P/CAF-mediated acetylation regulates the function of the basic helix-loop-helix transcription factor TAL1/SCL

• Published in: The EMBO journal Vol. 19; no. 24; pp. 6792 - 6803
• Main Authors: Huang, Suming, Qiu, Yi, Shi, Yubin, Xu, Zhixiong, Brandt, Stephen J.
• Format: Journal Article
• Language: English
• Published: Chichester, UK John Wiley & Sons, Ltd 15.12.2000; Nature Publishing Group UK; Springer Nature B.V; Oxford University Press
• Subjects: Acetylation; Acetyltransferases - metabolism; Animals; Basic Helix-Loop-Helix Transcription Factors; Binding Sites; Cell Cycle Proteins - metabolism; Cell Differentiation; co-regulator interactions; Conserved Sequence; Deoxyribonucleic acid; DNA; DNA-binding activity; DNA-Binding Proteins - chemistry; DNA-Binding Proteins - metabolism; erythroid differentiation; HeLa Cells; Helix-Loop-Helix Motifs; Histone Acetyltransferases; Humans; Leukemia; Leukemia, Erythroblastic, Acute; Lysine; Mice; P/CAF protein; p300 protein; p300-CBP Transcription Factors; protein acetylation; Protein Biosynthesis; Proto-Oncogene Proteins; Recombinant Proteins - metabolism; SCL protein; T-Cell Acute Lymphocytic Leukemia Protein 1; TAL1; TAL1 protein; Transcription Factors - chemistry; Transcription Factors - metabolism; Transfection; Tumor Cells, Cultured; protein acetylation; co‐regulator interactions; DNA‐binding activity; TAL1; erythroid differentiation
• ISSN: 0261-4189; 1460-2075; 1460-2075
• DOI: 10.1093/emboj/19.24.6792

The basic helix–loop–helix transcription factor TAL1 (or SCL) is a critical regulator of hematopoietic and vascular development and is misexpressed in the majority of patients with T‐cell acute lymphoblastic leukemia.

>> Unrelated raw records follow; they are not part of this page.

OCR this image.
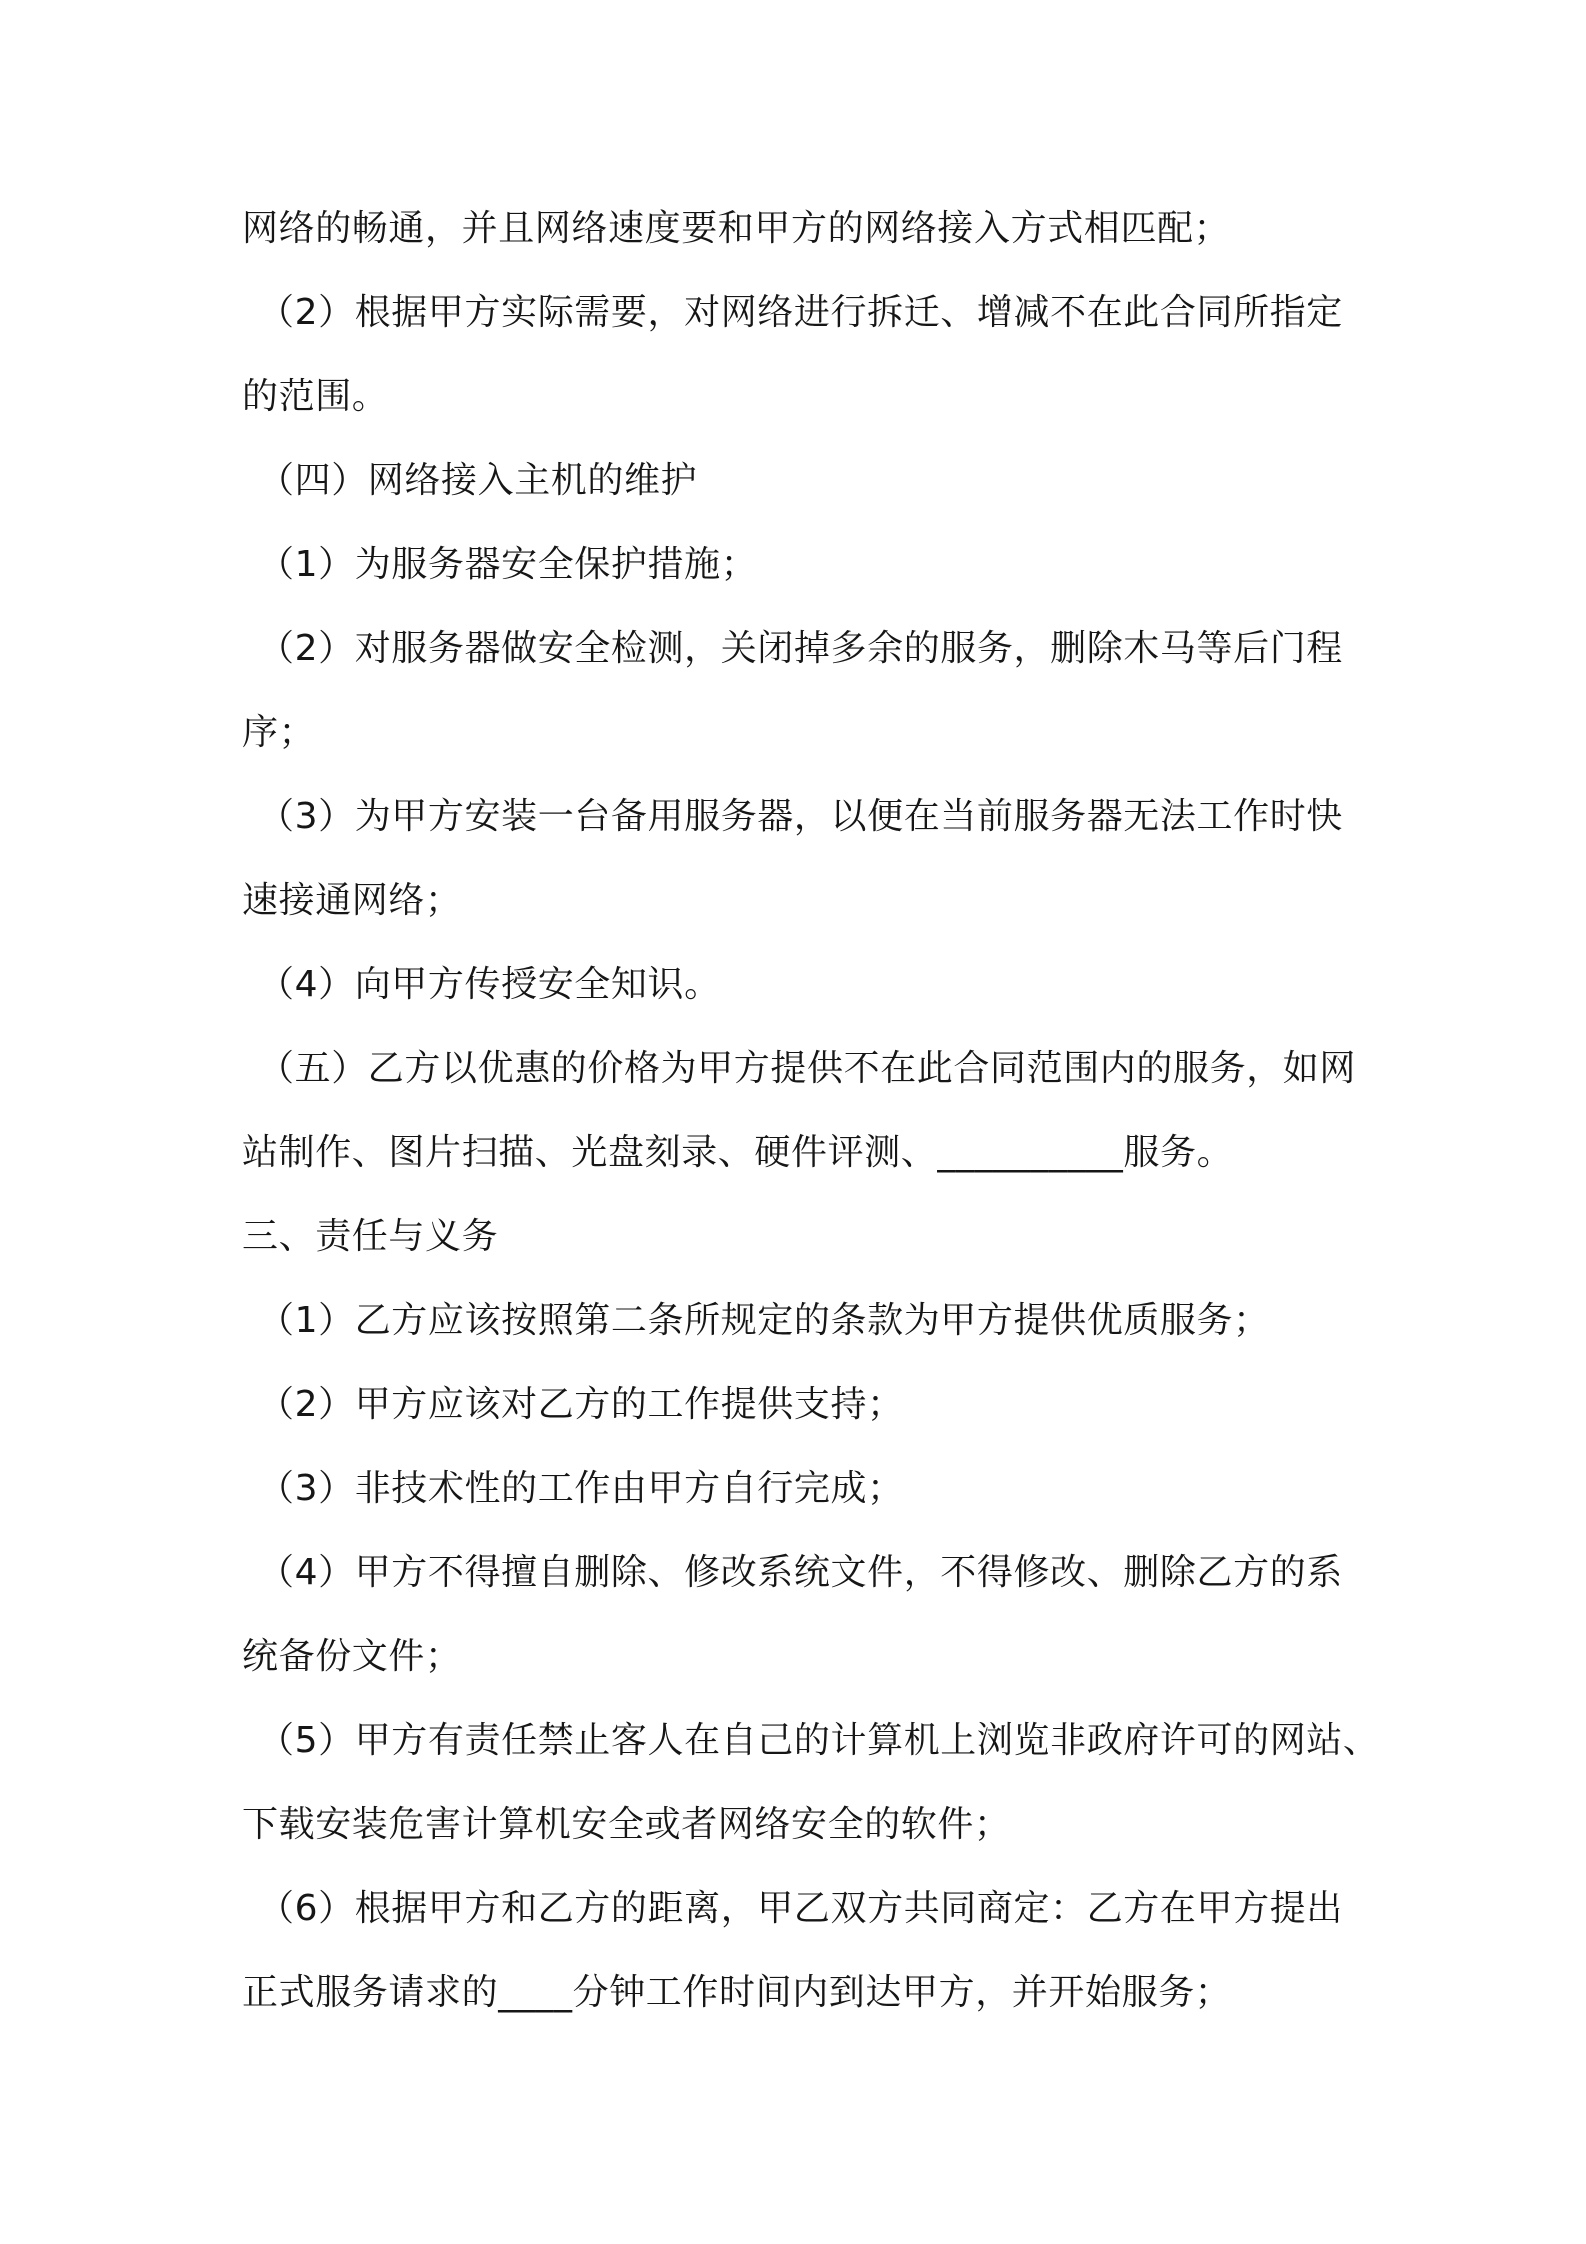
网络的畅通，并且网络速度要和甲方的网络接入方式相匹配；
（2）根据甲方实际需要，对网络进行拆迁、增减不在此合同所指定
的范围。
（四）网络接入主机的维护
（1）为服务器安全保护措施；
（2）对服务器做安全检测，关闭掉多余的服务，删除木马等后门程
序；
（3）为甲方安装一台备用服务器，以便在当前服务器无法工作时快
速接通网络；
（4）向甲方传授安全知识。
（五）乙方以优惠的价格为甲方提供不在此合同范围内的服务，如网
站制作、图片扫描、光盘刻录、硬件评测、__________服务。
三、责任与义务
（1）乙方应该按照第二条所规定的条款为甲方提供优质服务；
（2）甲方应该对乙方的工作提供支持；
（3）非技术性的工作由甲方自行完成；
（4）甲方不得擅自删除、修改系统文件，不得修改、删除乙方的系
统备份文件；
（5）甲方有责任禁止客人在自己的计算机上浏览非政府许可的网站、
下载安装危害计算机安全或者网络安全的软件；
（6）根据甲方和乙方的距离，甲乙双方共同商定：乙方在甲方提出
正式服务请求的____分钟工作时间内到达甲方，并开始服务；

We found previously that TAL1 could interact with transcriptional co‐activator and co‐repressor complexes possessing histone acetyltransferase and deacetylase activities, respectively. Here, we report that TAL1 is subject to acetylation in vivo and can be acetylated by p300 and the p300/CBP‐associated factor P/CAF in vitro . P/CAF‐mediated acetylation, which mapped to a lysine‐rich motif in the loop region, increased TAL1 binding to DNA while selectively inhibiting its interaction with the transcriptional co‐repressor mSin3A. Furthermore, P/CAF protein, TAL1–P/CAF interaction and TAL1 acetylation increased significantly in murine erythroleukemia cells induced to differentiate in culture, while enforced expression of an acetylation‐defective P/CAF mutant inhibited endogenous TAL1 acetylation, TAL1 DNA‐binding activity, TAL1‐directed transcription and terminal differentiation of these cells. These results reveal a novel mechanism by which TAL1 activity is regulated and implicate acetylation of this transcription factor in promotion of erythroid differentiation.